As gravações da JBS deixaram muito claro o seu papel nesse esquema de corrupção. E uma das coisas que mais me marcaram foi que mais de 20 partidos da base do governo e seus respectivos líderes se prestaram ao papel patético de assinarem uma carta em defesa do Geddel, e o teor dessa carta é nojento. É surreal, e revela, de novo, essa desconexão entre a política brasileira e a realidade das pessoas. Essa carta tem que ser resgatada.
O fato de o Iphan ser submetido ao MinC levanta uma questão importante, porque muitas pessoas ainda tratam cultura e arte como sinônimos, no que parece ser um caso de tomar a parte pelo todo. Qual a sua visão disso?

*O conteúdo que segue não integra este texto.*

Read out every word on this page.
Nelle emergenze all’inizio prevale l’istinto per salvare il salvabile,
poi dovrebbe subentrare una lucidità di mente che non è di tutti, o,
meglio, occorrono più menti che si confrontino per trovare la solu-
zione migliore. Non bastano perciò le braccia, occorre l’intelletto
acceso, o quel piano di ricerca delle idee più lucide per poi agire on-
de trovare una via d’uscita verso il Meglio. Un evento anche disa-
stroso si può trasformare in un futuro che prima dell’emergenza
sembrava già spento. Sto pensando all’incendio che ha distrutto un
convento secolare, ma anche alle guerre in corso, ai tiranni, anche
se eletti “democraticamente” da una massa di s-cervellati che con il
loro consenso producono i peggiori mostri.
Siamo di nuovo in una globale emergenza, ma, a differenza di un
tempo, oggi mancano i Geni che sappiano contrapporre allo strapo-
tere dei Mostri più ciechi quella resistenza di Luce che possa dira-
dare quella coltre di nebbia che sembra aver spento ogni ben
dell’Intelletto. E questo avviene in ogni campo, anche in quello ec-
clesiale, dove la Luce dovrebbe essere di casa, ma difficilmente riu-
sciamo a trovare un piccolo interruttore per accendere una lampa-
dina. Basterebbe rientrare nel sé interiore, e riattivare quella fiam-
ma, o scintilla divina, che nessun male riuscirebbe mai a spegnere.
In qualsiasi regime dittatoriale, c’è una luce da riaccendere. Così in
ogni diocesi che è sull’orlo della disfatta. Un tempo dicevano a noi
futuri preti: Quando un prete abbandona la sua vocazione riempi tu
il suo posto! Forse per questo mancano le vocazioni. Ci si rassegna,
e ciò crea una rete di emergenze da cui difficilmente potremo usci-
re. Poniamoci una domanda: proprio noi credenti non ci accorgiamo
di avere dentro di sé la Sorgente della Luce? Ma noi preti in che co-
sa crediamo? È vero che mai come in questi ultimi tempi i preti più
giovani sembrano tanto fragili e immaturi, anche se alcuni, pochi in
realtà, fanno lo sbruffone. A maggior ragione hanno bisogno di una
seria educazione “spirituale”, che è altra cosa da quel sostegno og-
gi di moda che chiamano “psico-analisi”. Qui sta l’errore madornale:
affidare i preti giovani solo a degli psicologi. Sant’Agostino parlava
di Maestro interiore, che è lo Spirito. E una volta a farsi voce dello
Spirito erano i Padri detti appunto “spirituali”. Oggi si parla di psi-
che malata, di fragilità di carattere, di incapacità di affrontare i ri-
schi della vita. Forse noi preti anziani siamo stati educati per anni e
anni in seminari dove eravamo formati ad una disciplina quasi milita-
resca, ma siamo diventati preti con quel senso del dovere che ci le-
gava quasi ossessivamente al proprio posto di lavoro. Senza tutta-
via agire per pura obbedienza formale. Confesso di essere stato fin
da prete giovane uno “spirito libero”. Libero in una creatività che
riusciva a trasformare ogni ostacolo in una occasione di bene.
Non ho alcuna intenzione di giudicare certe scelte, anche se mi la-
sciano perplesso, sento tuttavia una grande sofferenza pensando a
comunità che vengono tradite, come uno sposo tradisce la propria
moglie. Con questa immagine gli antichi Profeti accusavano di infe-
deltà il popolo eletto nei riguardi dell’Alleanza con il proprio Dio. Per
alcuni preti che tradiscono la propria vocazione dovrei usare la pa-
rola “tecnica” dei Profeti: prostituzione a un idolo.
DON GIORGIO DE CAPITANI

A cultura, na verdade, se relaciona a identidade, se relaciona ao próprio perfil antropológico de certa população num determinado espaço de tempo, de acordo com determinadas circunstâncias. A arte é uma forma de manifestar essa cultura por meio de expressões artísticas, de linguagens diversas. Mas quando falamos em cultura, falamos em patrimônio e identidade, estamos falando de um arcabouço. Do arcabouço que determinada experiência civilizatória foi capaz de forjar. Por isso a gente fala de legado, de patrimônio, e de identidade. A preocupação do ministério tem que ser muito maior do que simplesmente artes. Mas o problema é que no Brasil carecemos de uma política nacional de artes consistente. Na verdade, carecemos de tudo, na cultura brasileira. E o que me impressiona é que a gente ainda não se conscientizou do que ela pode gerar em termos de riqueza, em termos de futuro e de reconhecimento internacional, embora isso seja muito claro. Quando vamos ao exterior a primeira coisa que falam do Brasil é sobre a Bossa Nova, o samba e a caipirinha, todas manifestações culturais. E hoje, quando a gente fala de economia criativa, por exemplo, a cultura é que dá o lastro para que essa economia se desenvolva. Em vez de falar sobre a indústria da alimentação a gente fala sobre gastronomia, porque na gastronomia já está embutida uma experiência cultural; em vez de falar de vestuário, a gente fala de moda, e por aí vai. Em todos estes setores que estão surgindo a gente consegue agregar elementos ligados à nossa experiência civilizatória, customizar uma indústria que antes era padrão, de acordo com esses elementos. Daí criamos, portanto, a chamada economia criativa. São ferramentas digitais que permitem que a gente venda esse produto de uma maneira muito mais fluida, e portanto mais lucrativa.